(a) By DeMoivre's theorem, we have
[tex](\cos\theta+i\sin\theta)^5=\cos5\theta+i\sin5\theta[/tex]
On the LHS, expanding yields
[tex]\cos^5\theta+5i\cos^4\theta\sin\theta-10\cos^3\theta\sin^2\theta-10i\cos^2\theta\sin^3\theta+5\cos\theta\sin^4\theta+i\sin^4\theta[/tex]
Matching up real and imaginary parts, we have for (i) and (ii),
[tex]\cos5\theta=\cos^5\theta-10\cos^3\theta\sin^2\theta+5\cos\theta\sin^4\theta[/tex]

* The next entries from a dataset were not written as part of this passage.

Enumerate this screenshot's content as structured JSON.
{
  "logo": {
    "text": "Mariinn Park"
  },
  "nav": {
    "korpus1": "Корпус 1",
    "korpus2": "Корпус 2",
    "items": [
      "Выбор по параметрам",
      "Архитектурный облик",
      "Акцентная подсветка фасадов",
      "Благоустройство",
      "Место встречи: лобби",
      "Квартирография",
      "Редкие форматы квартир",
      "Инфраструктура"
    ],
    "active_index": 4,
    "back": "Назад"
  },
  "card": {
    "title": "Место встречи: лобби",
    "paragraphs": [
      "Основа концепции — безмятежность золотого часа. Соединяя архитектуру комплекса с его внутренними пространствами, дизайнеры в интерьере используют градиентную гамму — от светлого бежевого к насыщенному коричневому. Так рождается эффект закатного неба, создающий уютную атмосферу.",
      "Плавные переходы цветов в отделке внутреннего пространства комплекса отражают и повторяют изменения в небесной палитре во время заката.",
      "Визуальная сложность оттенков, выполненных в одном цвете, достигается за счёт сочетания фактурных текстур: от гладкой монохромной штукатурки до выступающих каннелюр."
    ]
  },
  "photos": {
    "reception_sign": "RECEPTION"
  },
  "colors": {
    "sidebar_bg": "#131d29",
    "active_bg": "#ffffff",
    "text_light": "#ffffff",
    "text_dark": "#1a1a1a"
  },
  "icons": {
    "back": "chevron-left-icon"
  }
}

[tex]\sin5\theta=5\cos^4\theta\sin\theta-10\cos^2\theta\sin^3\theta+\sin^5\theta[/tex]
(b) By the definition of the tangent function,
[tex]\tan5\theta=\dfrac{\sin5\theta}{\cos5\theta}[/tex]
[tex]=\dfrac{5\cos^4\theta\sin\theta-10\cos^2\theta\sin^3\theta+\sin^5\theta}{\cos^5\theta-10\cos^3\theta\sin^2\theta+5\cos\theta\sin^4\theta}[/tex]
[tex]=\dfrac{5\tan\theta-10\tan^3\theta+\tan^5\theta}{1-10\tan^2\theta+5\tan^4\theta}[/tex]
[tex]=\dfrac{t^5-10t^3+5t}{5t^4-10t^2+1}[/tex]
(c) Setting [tex]\theta=\dfrac\pi5[/tex], we have [tex]t=\tan\dfrac\pi5[/tex] and [tex]\tan5\left(\dfrac\pi5\right)=\tan\pi=0[/tex]. So
[tex]0=\dfrac{t^5-10t^3+5t}{5t^4-10t^2+1}[/tex]
At the given value of [tex]t[/tex], the denominator is a non-zero number, so only the numerator can contribute to this reducing to 0.
[tex]0=t^5-10t^3+5t\implies0=t^4-10t^2+5[/tex]
Remember, this is saying that
[tex]0=\tan^4\dfrac\pi5-10\tan^2\dfrac\pi5+5[/tex]
If we replace [tex]\tan^2\dfrac\pi5[/tex] with a variable [tex]x[/tex], then the above means [tex]\tan^2\dfrac\pi5[/tex] is a root to the quadratic equation,
[tex]x^2-10x+5=0[/tex]
Also, if [tex]\theta=\dfrac{2\pi}5[/tex], then [tex]t=\tan\dfrac{2\pi}5[/tex] and [tex]\tan5\left(\dfrac{2\pi}5\right)=\tan2\pi=0[/tex]. So by a similar argument as above, we deduce that [tex]\tan^2\dfrac{2\pi}5[/tex] is also a root to the quadratic equation above.
(d) We know both roots to the quadratic above. The fundamental theorem of algebra lets us write
[tex]x^2-10x+5=\left(x-\tan^2\dfrac\pi5\right)\left(x-\tan^2\dfrac{2\pi}5\right)[/tex]
Expand the RHS and match up terms of the same power. In particular, the constant terms satisfy
[tex]5=\tan^2\dfrac\pi5\tan^2\dfrac{2\pi}5\implies\tan\dfrac\pi5\tan\dfrac{2\pi}5=\pm\sqrt5[/tex]
But [tex]\tanx>0[/tex] for all [tex]0<x<\dfrac\pi2[/tex], as is the case for [tex]x=\dfrac\pi5[/tex] and [tex]x=\dfrac{2\pi}5[/tex], so we choose the positive root.